The silicon retina[23] is an attempt to duplicate, at Marr's computational and algorithmic levels, the simplified retina described above. A phototransistor imitates, in an approximate way, the human retina's photoreceptor response. A center-surround algorithm is used by the silicon retina to find spatially varying regions. The horizontal resistive network provides the surround region and a differential amplifier subtracts this from the photoreceptor response. The resulting signal is clocked off the retina for display.

Figure 7 provides an overview of the silicon retina circuitry. Most of the elements have been described previously. The phototransistor circuit



Figure 7: The silicon retina[1]. The output is the difference between the input voltage and the smoothed output of the resistive network. The two differential amplifiers shown (biased by  $V_b$  and  $V_g$ ) are transconductance amplifiers [1].

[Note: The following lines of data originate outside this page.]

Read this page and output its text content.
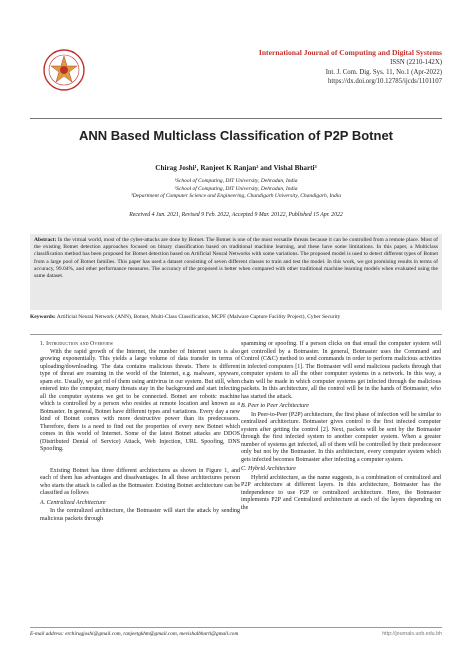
International Journal of Computing and Digital Systems
ISSN (2210-142X)
Int. J. Com. Dig. Sys. 11, No.1 (Apr-2022)
https://dx.doi.org/10.12785/ijcds/1101107
ANN Based Multiclass Classification of P2P Botnet
Chirag Joshi¹, Ranjeet K Ranjan² and Vishal Bharti³
¹School of Computing, DIT University, Dehradun, India
²School of Computing, DIT University, Dehradun, India
³Department of Computer Science and Engineering, Chandigarh University, Chandigarh, India
Received 4 Jun. 2021, Revised 9 Feb. 2022, Accepted 9 Mar. 20122, Published 15 Apr. 2022
Abstract: In the virtual world, most of the cyber-attacks are done by Botnet. The Botnet is one of the most versatile threats because it can be controlled from a remote place. Most of the existing Botnet detection approaches focused on binary classification based on traditional machine learning, and these have some limitations. In this paper, a Multiclass classification method has been proposed for Botnet detection based on Artificial Neural Networks with some variations. The proposed model is used to detect different types of Botnet from a large pool of Botnet families. This paper has used a dataset consisting of seven different classes to train and test the model. In this work, we got promising results in terms of accuracy, 99.04%, and other performance measures. The accuracy of the proposed is better when compared with other traditional machine learning models when evaluated using the same dataset.
Keywords: Artificial Neural Network (ANN), Botnet, Multi-Class Classification, MCPF (Malware Capture Facility Project), Cyber Security
1. Introduction and Overview

With the rapid growth of the Internet, the number of Internet users is also growing exponentially. This yields a large volume of data transfer in terms of uploading/downloading. The data contains malicious threats. There is different type of threat are roaming in the world of the Internet, e.g. malware, spyware, spam etc. Usually, we get rid of them using antivirus in our system. But still, when entered into the computer, many threats stay in the background and start infecting all the computer systems we get to be connected. Botnet are robotic machine which is controlled by a person who resides at remote location and known as a Botmaster. In general, Botnet have different types and variations. Every day a new kind of Botnet comes with more destructive power than its predecessors. Therefore, there is a need to find out the properties of every new Botnet which comes in this world of Internet. Some of the latest Botnet attacks are DDOS (Distributed Denial of Service) Attack, Web Injection, URL Spoofing, DNS Spoofing.

Existing Botnet has three different architectures as shown in Figure 1, and each of them has advantages and disadvantages. In all these architectures person who starts the attack is called as the Botmaster. Existing Botnet architecture can be classified as follows

A. Centralized Architecture

In the centralized architecture, the Botmaster will start the attack by sending malicious packets through

spamming or spoofing. If a person clicks on that email the computer system will get controlled by a Botmaster. In general, Botmaster uses the Command and Control (C&C) method to send commands in order to perform malicious activities in infected computers [1]. The Botmaster will send malicious packets through that computer system to all the other computer systems in a network. In this way, a chain will be made in which computer systems get infected through the malicious packets. In this architecture, all the control will be in the hands of Botmaster, who has started the attack.

B. Peer to Peer Architecture

In Peer-to-Peer (P2P) architecture, the first phase of infection will be similar to centralized architecture. Botmaster gives control to the first infected computer system after getting the control [2]. Next, packets will be sent by the Botmaster through the first infected system to another computer system. When a greater number of systems get infected, all of them will be controlled by their predecessor only but not by the Botmaster. In this architecture, every computer system which gets infected becomes Botmaster after infecting a computer system.

C. Hybrid Architecture

Hybrid architecture, as the name suggests, is a combination of centralized and P2P architecture at different layers. In this architecture, Botmaster has the independence to use P2P or centralized architecture. Here, the Botmaster implements P2P and Centralized architecture at each of the layers depending on the

E-mail address: erchirugjoshi@gmail.com, ranjeetgkhm@gmail.com, mevishalbharti@gmail.com	http://journals.uob.edu.bh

provides a voltage for the follower-connected differential amplifier. This amplifier acts like a conductance to couple the phototransistor voltage to the resistive network node. The conductance is determined by voltage  $V_g$  and has a range similar to the reciprocal of the horizontal resistance. The resistive network couples the different pixels by a resistance determined by  $V_R$  of Figure 5.

Several aspects of the silicon retina are variable. The smoothing width is determined by  $L$  of Equation 9 which, for the exponential dependence of  $R$  and  $G$  on gate voltage, is controlled by the difference of voltages  $V_g$  (Figure 7) and  $V_R$  (Figure 6). Typically  $L$  ranges between 0.1 and 10.0 pixels. The time response  $\tau$  is controlled by  $G$  and thus  $V_g$  as well as the fixed capacitance  $C$ . The capacitance, as mentioned in Section 3.1.2, is about 0.1 pF. Given the range of  $G$  the network's time response can be varied between about 1ms and 10ns or 1kHz to 100 MHz (other capacitance probably makes this an unrealizable speed). The smoothing width and time response are independently variable.

The differential amplifier at the output computes the difference between the phototransistor voltage and the smoothed resistive network voltage. This is the center-surround computation. The output from the amplifier is enabled by the voltage  $V_b$ .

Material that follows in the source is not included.